What future plans are there for the portal?
We are currently expanding the portal to be used
by patients before they come in for their first visit, to help ease them
through the process of scheduling an appointment. We are also looking at
expanding our current integration with our Patient & Caregiver Education site
(www.mskcc. org/cancer-care/patient-education) to allow for building patient care plans. We
are also working on building and integrating an electronic forms system to
allow patients to complete a base medical history form as well as provide
surgical patients with pre- and post-surgery outcome surveys. In 2016 we hope
to work on an Android version of the mobile app and start planning for our next
major upgrade Portal 3.0.
Have you evaluated the cost-effectiveness of the portal in any way, for example, telephone time saved in making appointments, reduced phone enquiries?
Although we know that secure messaging is popular and widely used
(104,000 messages were sent in 2014), there has not been any formal analysis.
We also allow patients to confirm appointments online. When they do so it
eliminates us making a reminder phone call. Also, nurses have noted that most
questions now come via the portal and phone calls are less likely.
Are there any lessons learned from implementing the portal that you are able to share?

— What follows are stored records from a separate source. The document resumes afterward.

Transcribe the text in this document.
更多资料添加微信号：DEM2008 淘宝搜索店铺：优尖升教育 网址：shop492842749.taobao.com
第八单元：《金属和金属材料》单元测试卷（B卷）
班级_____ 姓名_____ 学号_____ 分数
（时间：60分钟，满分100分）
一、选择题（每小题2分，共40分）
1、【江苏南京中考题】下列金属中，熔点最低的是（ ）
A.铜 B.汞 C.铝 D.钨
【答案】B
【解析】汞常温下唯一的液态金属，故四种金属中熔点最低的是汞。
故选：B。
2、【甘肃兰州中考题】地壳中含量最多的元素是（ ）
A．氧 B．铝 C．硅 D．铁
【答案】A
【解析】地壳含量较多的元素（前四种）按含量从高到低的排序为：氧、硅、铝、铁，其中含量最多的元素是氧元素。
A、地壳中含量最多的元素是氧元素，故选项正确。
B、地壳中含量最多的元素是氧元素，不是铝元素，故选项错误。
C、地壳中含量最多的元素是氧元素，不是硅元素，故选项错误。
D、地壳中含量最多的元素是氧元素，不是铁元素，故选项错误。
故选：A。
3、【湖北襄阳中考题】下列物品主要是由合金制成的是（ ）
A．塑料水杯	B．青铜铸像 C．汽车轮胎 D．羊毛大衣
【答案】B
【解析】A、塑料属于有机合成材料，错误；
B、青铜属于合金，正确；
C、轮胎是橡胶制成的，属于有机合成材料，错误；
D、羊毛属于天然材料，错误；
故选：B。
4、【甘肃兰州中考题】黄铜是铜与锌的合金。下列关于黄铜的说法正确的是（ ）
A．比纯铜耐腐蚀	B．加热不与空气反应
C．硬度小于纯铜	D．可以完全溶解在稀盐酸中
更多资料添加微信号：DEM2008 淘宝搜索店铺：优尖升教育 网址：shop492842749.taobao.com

There are many departments that have some involvement in what content is presented on the portal, such as Labs, Scheduling, Billing, Nursing, Physicians etc. We created a Portal Working Group to bring all these areas together to help prioritise development and to make sure the portal presented a unified user experience. As good as it is to have input, it’s also good to have one sponsor/project manager to make the final decision. We also made sure to build a support function for patients. Since go-live there has been a Portal Help desk, available by phone or secure message, to assist patients with any issues or questions. The help desk staff attend the developer meetings and provide any issues or feedback they get from patients. We have been able to resolve software issues in a short timeframe and get back to the patient to let them know their problem or suggestion has been addressed. I think that shows them how much we care that their experience with the portal is satisfying.